“I challenge you to a battle of wits.”
“For the princess? To the death? I accept!”
Eight Economics and Game Theory students sit at a conference-room table, grins plastered on their faces. Economics professor Val E. Lambson (BA ’79) is showing them the classic scene from The Princess Bride to demonstrate just how often the subject of his class is employed in both fictional and real-world scenarios.
Game theory, Lambson explains, is the science of understanding the cross effects of peoples’ actions and calculating strategies accordingly. Students spend class time discussing why people do what they do within games and how players can craft and calculate personal advantages.
“When I decide what to do in a game, I take into account how it will affect your options and how you will react to it,” Lambson explains. “I look at the payoff for any move and figure out how to walk away with as much gained as possible.”
In games with limited options, experience with game theory can be particularly beneficial. In tic-tac-toe, for example, the rules are simple and the choices are few. Many people can win against novices or force a draw against experienced players. “Game theory in its current state is really good at predicting behavior in simple situations with experienced, ultra-rational players,” Lambson says.

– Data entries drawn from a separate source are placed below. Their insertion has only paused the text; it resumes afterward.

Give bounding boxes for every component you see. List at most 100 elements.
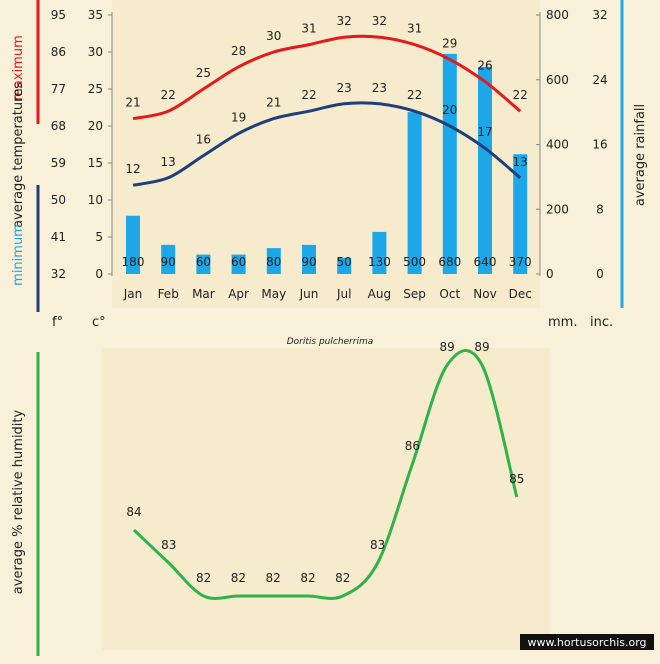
rainfall-value-label: 680 <box>438 255 461 269</box>
maximum-label: maximum <box>11 35 26 101</box>
min-temp-value-label: 20 <box>442 103 457 117</box>
rainfall-value-label: 370 <box>509 255 532 269</box>
rainfall-bars <box>126 53 528 274</box>
humidity-value-label: 83 <box>161 538 176 552</box>
humidity-value-label: 85 <box>509 472 524 486</box>
max-temp-value-label: 31 <box>301 22 316 36</box>
rainfall-bar <box>442 53 457 274</box>
humidity-value-label: 82 <box>335 571 350 585</box>
month-tick-label: Sep <box>403 287 426 301</box>
humidity-axis-label: average % relative humidity <box>11 409 26 594</box>
humidity-line <box>132 349 519 600</box>
temperature-lines <box>132 34 522 187</box>
max-temp-value-label: 30 <box>266 29 281 43</box>
min-temp-value-label: 22 <box>407 88 422 102</box>
fahrenheit-tick-label: 68 <box>51 119 66 133</box>
min-temp-value-label: 16 <box>196 133 211 147</box>
celsius-tick-label: 10 <box>88 193 103 207</box>
minimum-label: minimum <box>11 224 26 286</box>
humidity-value-label: 89 <box>474 340 489 354</box>
temperature-rain-plot-area <box>112 0 540 308</box>
inch-tick-label: 16 <box>592 138 607 152</box>
max-temp-value-label: 21 <box>125 96 140 110</box>
humidity-value-label: 89 <box>440 340 455 354</box>
rainfall-bar <box>196 254 211 274</box>
inch-tick-label: 24 <box>592 73 607 87</box>
min-temp-value-label: 13 <box>161 155 176 169</box>
mm-tick-label: 600 <box>546 73 569 87</box>
month-tick-label: Jul <box>336 287 351 301</box>
mm-unit: mm. <box>548 315 577 330</box>
max-temp-value-label: 26 <box>477 59 492 73</box>
celsius-tick-label: 20 <box>88 119 103 133</box>
humidity-value-label: 86 <box>405 439 420 453</box>
celsius-tick-label: 35 <box>88 8 103 22</box>
month-tick-label: Nov <box>473 287 496 301</box>
max-temp-value-label: 22 <box>161 88 176 102</box>
rainfall-value-label: 60 <box>231 255 246 269</box>
inch-tick-label: 8 <box>596 202 604 216</box>
minimum-temperature-line <box>132 101 522 187</box>
month-tick-label: Mar <box>192 287 215 301</box>
rainfall-bar <box>161 244 176 274</box>
rainfall-value-label: 60 <box>196 255 211 269</box>
humidity-value-label: 82 <box>231 571 246 585</box>
max-temp-value-label: 32 <box>337 14 352 28</box>
month-tick-label: Apr <box>228 287 249 301</box>
rainfall-bar <box>337 257 352 274</box>
celsius-tick-label: 5 <box>95 230 103 244</box>
rainfall-value-label: 50 <box>337 255 352 269</box>
rainfall-bar <box>126 215 140 274</box>
fahrenheit-tick-label: 41 <box>51 230 66 244</box>
mm-tick-label: 800 <box>546 8 569 22</box>
max-temp-value-label: 32 <box>372 14 387 28</box>
fahrenheit-tick-label: 32 <box>51 267 66 281</box>
min-temp-value-label: 23 <box>337 81 352 95</box>
max-temp-value-label: 28 <box>231 44 246 58</box>
mm-tick-label: 0 <box>546 267 554 281</box>
month-tick-label: May <box>261 287 286 301</box>
rainfall-value-label: 90 <box>301 255 316 269</box>
min-temp-value-label: 13 <box>513 155 528 169</box>
humidity-chart: 84 83 82 82 82 82 82 83 86 89 89 85 <box>126 340 524 600</box>
rainfall-bar <box>372 231 387 274</box>
humidity-value-label: 82 <box>266 571 281 585</box>
rainfall-value-label: 500 <box>403 255 426 269</box>
watermark-text: www.hortusorchis.org <box>527 636 646 649</box>
chart-value-labels: 180 90 60 60 80 90 50 130 500 680 640 370 21 22 25 28 30… <box>122 14 532 269</box>
rainfall-value-label: 90 <box>161 255 176 269</box>
rainfall-bar <box>231 254 246 274</box>
humidity-plot-area <box>102 348 550 650</box>
rainfall-bar <box>513 154 528 274</box>
rainfall-bar <box>302 244 316 274</box>
fahrenheit-unit: f° <box>52 315 63 330</box>
rainfall-value-label: 130 <box>368 255 391 269</box>
month-tick-label: Jan <box>123 287 143 301</box>
inch-unit: inc. <box>590 315 613 330</box>
celsius-tick-label: 30 <box>88 45 103 59</box>
max-temp-value-label: 22 <box>513 88 528 102</box>
celsius-tick-label: 25 <box>88 82 103 96</box>
rainfall-bar <box>478 66 492 274</box>
fahrenheit-tick-label: 77 <box>51 82 66 96</box>
month-tick-label: Aug <box>368 287 391 301</box>
fahrenheit-tick-label: 59 <box>51 156 66 170</box>
min-temp-value-label: 23 <box>372 81 387 95</box>
rainfall-value-label: 180 <box>122 255 145 269</box>
min-temp-value-label: 19 <box>231 110 246 124</box>
month-tick-label: Oct <box>439 287 460 301</box>
celsius-tick-label: 0 <box>95 267 103 281</box>
watermark-background <box>520 634 654 650</box>
humidity-value-label: 83 <box>370 538 385 552</box>
month-tick-label: Jun <box>299 287 319 301</box>
species-caption: Doritis pulcherrima <box>287 337 374 347</box>
fahrenheit-tick-label: 95 <box>51 8 66 22</box>
fahrenheit-tick-label: 50 <box>51 193 66 207</box>
month-tick-label: Dec <box>509 287 532 301</box>
humidity-value-label: 84 <box>126 505 141 519</box>
celsius-unit: c° <box>92 315 106 330</box>
rainfall-value-label: 80 <box>266 255 281 269</box>
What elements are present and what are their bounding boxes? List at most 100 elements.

The course has opened student Alan E. Hanson’s (’17) eyes to the way game theory also plays out in real-world situations. “Buying a car, for example,” he says. “You need to understand what you want and what the salesman wants and make a decision based off of that.”
But as students learned on the first day of class, the theory has far more impactful applications than parlor games and financial negotiations. “Nuclear deterrents: now that’s a game,” Lambson says, smiling wryly. “During the Cold War, the fear of initiating nuclear war kept both sides in line.”
The greatest takeaway Lambson hopes to give his students, though, is insight into what it means to treat others as they would like to be treated, especially in “games” like marriage.
He demonstrates this idea with the “Battle of the Sexes” game, in which a theoretical couple has to choose an activity: either going to the opera or attending a football game. The game demonstrates that even though a participant may not get the first choice, cooperation can lead to greater overall gain and happiness. The students collaborate to calculate the various options. “Ultimately, each person would rather be with the other, no matter what they do,” one observes.
And so it goes for a lifetime of partnership. “If you are committed to a long future of interaction with a spouse, then it really limits the kinds of things that it makes sense to do,” Lambson says. “Commitment changes the whole dynamic of the relationship.”